The minimum significant activity that does not require registration or permission from the State Sanitary Inspection for 85mSr, 85Sr, 89Sr and 90Sr is 3.5*10 -8 , 10 -10 , 2.8*10 -11 and 1.2*10, respectively -12 curies/l.

Bibliography: Borisov V.P. and others. Emergency care for acute radiation exposure, M., 1976; Buldakov L. A. and Moskalev Yu. I. Problems of distribution and experimental estimation of admissible levels of Cs137, Sr90 and Ru106, M., 1968, bibliogr.; Voinar A. I. The biological role of trace elements in the body of animals and humans, p. 46, M., 1960; Ilyin JI. A. and Ivannikov A. T. radioactive substances and wounds, M., 1979; To and with and in fi-on B. S. and T about r ben to about V. P. Life of a bone tissue, M., 1979; JI e in and V. I N. Obtaining radioactive preparations, M., 1972; Metabolism of strontium, ed. J. M. A. Lenihena and others, trans. from English, M., 1971; Poluektov N. S. and others. Analytical chemistry of strontium, M., 1978; P e m and G. Course not organic chemistry, per. from German, vol. 1, M., 1972; Protection of the patient in radionuclide investigations, Oxford, 1969, bibliogr.; Table of isotopes, ed. by C. M. Lederer a. V. S. Shirley, N. Y. a. o., 1978.

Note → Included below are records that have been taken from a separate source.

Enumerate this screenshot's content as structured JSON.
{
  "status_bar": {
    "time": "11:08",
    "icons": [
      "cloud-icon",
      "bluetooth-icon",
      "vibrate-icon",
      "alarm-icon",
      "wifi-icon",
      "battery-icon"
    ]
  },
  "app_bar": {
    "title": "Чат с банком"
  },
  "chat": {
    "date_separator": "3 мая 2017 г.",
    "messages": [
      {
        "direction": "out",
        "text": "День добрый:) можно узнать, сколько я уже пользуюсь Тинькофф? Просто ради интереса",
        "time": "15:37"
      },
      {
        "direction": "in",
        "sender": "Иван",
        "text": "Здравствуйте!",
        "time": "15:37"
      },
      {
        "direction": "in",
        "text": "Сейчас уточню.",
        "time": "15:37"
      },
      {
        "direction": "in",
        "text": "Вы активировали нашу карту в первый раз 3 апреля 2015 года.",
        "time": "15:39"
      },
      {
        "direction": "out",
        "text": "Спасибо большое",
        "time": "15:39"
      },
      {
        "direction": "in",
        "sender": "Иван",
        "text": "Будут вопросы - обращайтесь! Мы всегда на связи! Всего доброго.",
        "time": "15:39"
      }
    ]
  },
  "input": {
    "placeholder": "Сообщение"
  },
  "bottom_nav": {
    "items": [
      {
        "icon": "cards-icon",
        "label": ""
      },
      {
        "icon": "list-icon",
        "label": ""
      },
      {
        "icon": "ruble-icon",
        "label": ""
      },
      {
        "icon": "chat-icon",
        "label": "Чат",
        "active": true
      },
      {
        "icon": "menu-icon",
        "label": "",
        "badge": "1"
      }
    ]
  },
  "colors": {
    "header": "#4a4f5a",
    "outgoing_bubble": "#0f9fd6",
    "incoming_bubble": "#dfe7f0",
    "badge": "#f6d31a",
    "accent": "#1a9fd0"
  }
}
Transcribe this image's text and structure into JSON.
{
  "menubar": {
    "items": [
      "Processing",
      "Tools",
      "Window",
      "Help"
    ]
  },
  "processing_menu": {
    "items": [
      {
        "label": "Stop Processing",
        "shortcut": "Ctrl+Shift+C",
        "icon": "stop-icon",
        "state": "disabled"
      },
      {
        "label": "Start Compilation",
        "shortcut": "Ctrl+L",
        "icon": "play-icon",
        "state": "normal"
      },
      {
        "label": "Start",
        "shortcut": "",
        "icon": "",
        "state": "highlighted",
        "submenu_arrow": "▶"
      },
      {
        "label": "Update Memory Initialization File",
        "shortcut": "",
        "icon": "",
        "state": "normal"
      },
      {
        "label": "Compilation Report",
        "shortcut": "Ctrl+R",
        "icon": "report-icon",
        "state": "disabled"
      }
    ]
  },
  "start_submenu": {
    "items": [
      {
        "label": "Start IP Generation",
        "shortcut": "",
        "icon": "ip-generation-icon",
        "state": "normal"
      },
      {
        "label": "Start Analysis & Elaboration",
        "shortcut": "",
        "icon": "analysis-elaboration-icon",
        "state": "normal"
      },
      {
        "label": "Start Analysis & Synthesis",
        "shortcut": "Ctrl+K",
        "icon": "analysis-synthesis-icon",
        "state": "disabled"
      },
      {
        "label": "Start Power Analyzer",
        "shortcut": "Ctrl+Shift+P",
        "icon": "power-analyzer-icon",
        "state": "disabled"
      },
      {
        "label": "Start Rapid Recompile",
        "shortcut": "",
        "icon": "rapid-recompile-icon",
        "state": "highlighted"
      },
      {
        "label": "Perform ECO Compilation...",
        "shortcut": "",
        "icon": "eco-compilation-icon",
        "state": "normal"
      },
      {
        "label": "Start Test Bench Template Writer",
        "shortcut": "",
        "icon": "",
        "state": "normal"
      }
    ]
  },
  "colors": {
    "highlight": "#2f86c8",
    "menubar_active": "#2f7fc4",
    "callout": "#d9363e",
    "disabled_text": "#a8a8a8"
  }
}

A. V. Babkov, Yu. I. Moskalev (rad.).

Strontium- an element of the main subgroup of the second group, the fifth period of the periodic system chemical elements D. I. Mendeleev, with atomic number 38. Denoted by the symbol Sr (lat. Strontium). The simple substance strontium is a soft, malleable and ductile alkaline earth metal of a silvery-white color. It has a high chemical activity, in air it quickly reacts with moisture and oxygen, becoming covered with a yellow oxide film.

In 1764, a mineral was found in a lead mine near the Scottish village of Strontian, which they called strontianite. For a long time it was considered a variety of fluorite CaF2 or witherite BaCO3, but in 1790 the English mineralogists Crawford and Cruikshank analyzed this mineral and found that it contained a new "earth", and in the current language, oxide.

Independently of them, the same mineral was studied by another English chemist, Hope. Having come to the same results, he announced that there is a new element in strontianite - the metal strontium.

Apparently, the discovery was already “in the air”, because almost simultaneously the prominent German chemist Klaproth announced the discovery of a new “earth”.

In the same years, the well-known Russian chemist, Academician Toviy Egorovich Lovitz, also came across traces of "strontium earth". He had long been interested in the mineral known as heavy spar. In this mineral (its composition is BaSO4), Karl Scheele discovered in 1774 the oxide of the new element barium. We do not know why Lovitz was not indifferent to heavy spar; it is only known that the scientist, who discovered the adsorption properties of coal and did much more in the field of general and organic chemistry, collected samples of this mineral. But Lovitz was not just a collector, he soon began to systematically study heavy spar and in 1792 came to the conclusion that this mineral contained an unknown impurity. He managed to extract quite a lot from his collection - more than 100 g of new "earth" and continued to explore its properties. The results of the study were published in 1795.

Thus, almost simultaneously, several researchers in different countries came close to the discovery of strontium. But in its elementary form it was singled out only in 1808.

The outstanding scientist of his time, Humphry Davy, already understood that the element of strontium earth must, apparently, be an alkaline earth metal, and he obtained it by electrolysis, i.e. in the same way as calcium, magnesium, barium. More specifically, the world's first metallic strontium was obtained by electrolysis of its moistened hydroxide. The strontium released at the cathode instantly combined with mercury, forming an amalgam. Decomposing the amalgam by heating, Davy isolated the pure metal.